XF Series

NG Aircraft fokkert an neuem Regionalflugzeug


MIJDRECHT - Das Angebot moderner Regionalflugzeuge der Klasse um 100 Passagierplätze bietet interessierten Fluggesellschaften gegenwärtig eine große Auswahl. Embraer E-Jet, Bombardier CRJ1000 und CSeries, Mitsubishi Regional Jet, Sukhoi Superjet und die COMAC C919 werden in diesem Jahrzehnt versuchen, Marktanteile an sich zu ziehen. Ein übersättigtes Segment? Nicht nach Einschätzung einer niederländischen Investorengruppe.

Nach dem Niedergang des Flugzeugbauers Fokker im Jahr 1996 versuchte Nachfolger Rekkof (lesen Sie es rückwärts) bis 2005 vergeblich, neue Interessenten für die Serien Fokker 70 und Fokker 100 zu werben. Unter neuer Firmierung als NG Aircraft und seit dieser Woche ausgestattet mit einem Staatskredit über 20,0 Millionen Euro unternehmen die Fokkers einen neuen Anlauf.
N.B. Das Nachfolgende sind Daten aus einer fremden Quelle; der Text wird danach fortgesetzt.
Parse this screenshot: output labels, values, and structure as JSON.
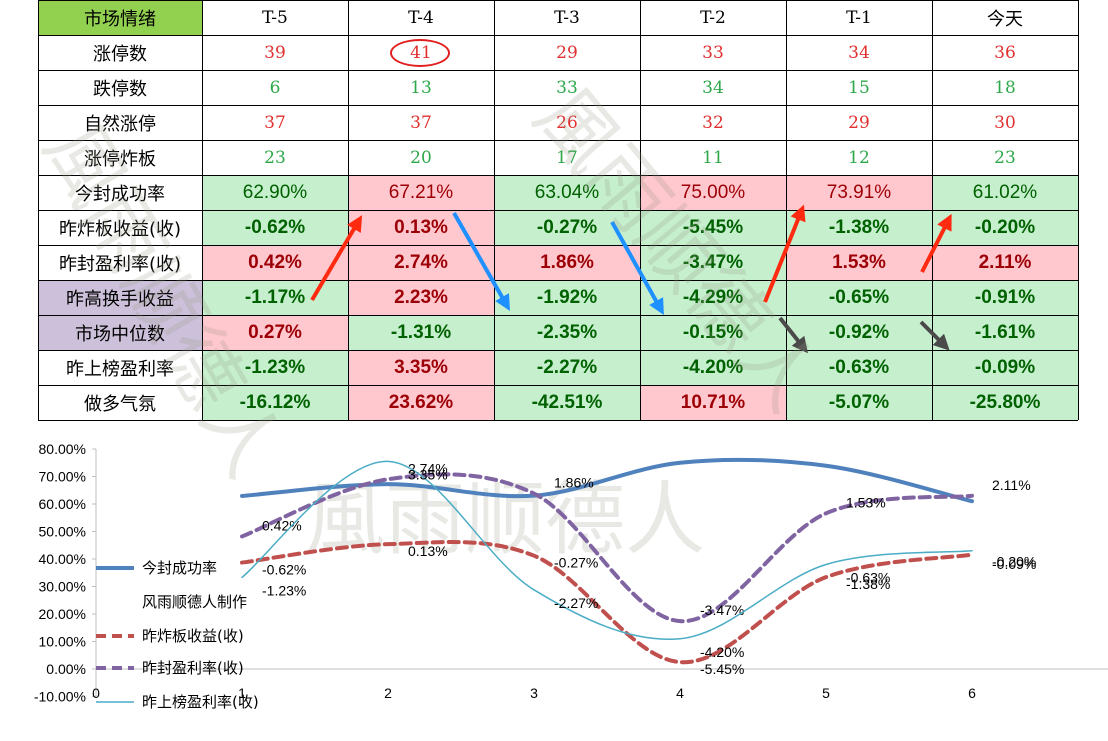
{
  "table": {
    "columns": [
      "市场情绪",
      "T-5",
      "T-4",
      "T-3",
      "T-2",
      "T-1",
      "今天"
    ],
    "rows": [
      {
        "label": "涨停数",
        "values": [
          "39",
          "41",
          "29",
          "33",
          "34",
          "36"
        ],
        "kind": "up",
        "circled_index": 1
      },
      {
        "label": "跌停数",
        "values": [
          "6",
          "13",
          "33",
          "34",
          "15",
          "18"
        ],
        "kind": "down"
      },
      {
        "label": "自然涨停",
        "values": [
          "37",
          "37",
          "26",
          "32",
          "29",
          "30"
        ],
        "kind": "up"
      },
      {
        "label": "涨停炸板",
        "values": [
          "23",
          "20",
          "17",
          "11",
          "12",
          "23"
        ],
        "kind": "down"
      },
      {
        "label": "今封成功率",
        "values": [
          "62.90%",
          "67.21%",
          "63.04%",
          "75.00%",
          "73.91%",
          "61.02%"
        ],
        "kind": "pct"
      },
      {
        "label": "昨炸板收益(收)",
        "values": [
          "-0.62%",
          "0.13%",
          "-0.27%",
          "-5.45%",
          "-1.38%",
          "-0.20%"
        ],
        "kind": "pct"
      },
      {
        "label": "昨封盈利率(收)",
        "values": [
          "0.42%",
          "2.74%",
          "1.86%",
          "-3.47%",
          "1.53%",
          "2.11%"
        ],
        "kind": "pct"
      },
      {
        "label": "昨高换手收益",
        "values": [
          "-1.17%",
          "2.23%",
          "-1.92%",
          "-4.29%",
          "-0.65%",
          "-0.91%"
        ],
        "kind": "pct",
        "label_bg": "#ccc0da"
      },
      {
        "label": "市场中位数",
        "values": [
          "0.27%",
          "-1.31%",
          "-2.35%",
          "-0.15%",
          "-0.92%",
          "-1.61%"
        ],
        "kind": "pct",
        "label_bg": "#ccc0da"
      },
      {
        "label": "昨上榜盈利率",
        "values": [
          "-1.23%",
          "3.35%",
          "-2.27%",
          "-4.20%",
          "-0.63%",
          "-0.09%"
        ],
        "kind": "pct"
      },
      {
        "label": "做多气氛",
        "values": [
          "-16.12%",
          "23.62%",
          "-42.51%",
          "10.71%",
          "-5.07%",
          "-25.80%"
        ],
        "kind": "pct"
      }
    ],
    "colors": {
      "header_green": "#92d050",
      "up_text": "#e03030",
      "down_text": "#2ea84a",
      "pos_bg": "#ffc7ce",
      "pos_text": "#9c0006",
      "neg_bg": "#c6efce",
      "neg_text": "#006100"
    }
  },
  "watermark_text": "風雨顺德人",
  "chart_data": {
    "type": "line",
    "x": [
      1,
      2,
      3,
      4,
      5,
      6
    ],
    "xlim": [
      0,
      7
    ],
    "ylim": [
      -10,
      80
    ],
    "x_ticks": [
      "0",
      "1",
      "2",
      "3",
      "4",
      "5",
      "6"
    ],
    "y_ticks": [
      "-10.00%",
      "0.00%",
      "10.00%",
      "20.00%",
      "30.00%",
      "40.00%",
      "50.00%",
      "60.00%",
      "70.00%",
      "80.00%"
    ],
    "smooth": true,
    "series": [
      {
        "name": "今封成功率",
        "values": [
          62.9,
          67.21,
          63.04,
          75.0,
          73.91,
          61.02
        ],
        "color": "#4f81bd",
        "style": "solid-thick",
        "labels": [
          "",
          "",
          "",
          "",
          "",
          ""
        ]
      },
      {
        "name": "昨炸板收益(收)",
        "values": [
          38.7,
          45.4,
          41.2,
          2.5,
          33.4,
          41.6
        ],
        "color": "#c0504d",
        "style": "dashed",
        "labels": [
          "-0.62%",
          "0.13%",
          "-0.27%",
          "-5.45%",
          "-1.38%",
          "-0.20%"
        ]
      },
      {
        "name": "昨封盈利率(收)",
        "values": [
          48.2,
          69.0,
          63.8,
          17.4,
          56.6,
          63.0
        ],
        "color": "#8064a2",
        "style": "dashed",
        "labels": [
          "0.42%",
          "2.74%",
          "1.86%",
          "-3.47%",
          "1.53%",
          "2.11%"
        ]
      },
      {
        "name": "昨上榜盈利率(收)",
        "values": [
          33.3,
          75.5,
          28.8,
          11.0,
          38.0,
          43.0
        ],
        "color": "#4bacc6",
        "style": "solid-thin",
        "labels": [
          "-1.23%",
          "3.35%",
          "-2.27%",
          "-4.20%",
          "-0.63%",
          "-0.09%"
        ]
      }
    ],
    "legend_extra": "风雨顺德人制作"
  }
}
XF Series nennt NG Aircraft das an der Fokker 70 und 100 ansetzende Konzept. "Ein neues Flugzeug ohne die Risiken eines neuen Flugzeugs", umschreibt es die Internetseite. Winglets, ein um 20 Prozent leichterer Rahmen, neue Triebwerke, ein modernenes Flightdeck und eine neue Kabine sind die wesentlichen Merkmale des Flugzeugs.

Hinter Rekkof / NG Aircraft steht Jaap Rosen Jacobsen, vormaliger Eigentümer der im Dezember 2007 in Air France-KLM aufgegangenen und seit 2009 als CityJet betriebenen VLM Airlines.

XF Series oder Retrofit

NG Aircraft geht davon aus, die erste XF 100 im Mai 2015 auszuliefern. Die geschätzen Entwicklungskosten bis dahin belaufen sich auf 90 Millionen Euro. Mit der Finanzspritze des niederländischen Steuerzahlers, die noch von der Europäischen Kommission genehmigt werden muss, soll die Maschine PH-MKH als Demonstrator aufgebaut werden, teilte NG in dieser Woche mit.

Neben der Entwicklung eines neuen Flugzeugs zieht NG auch ein Retrofitangebot in Betracht, mit dem Betreiber bestehende Fokker 100-Flotten überholen könnten. Erklärtes Ziel bleibe aber die Verwirklichung der XF Series.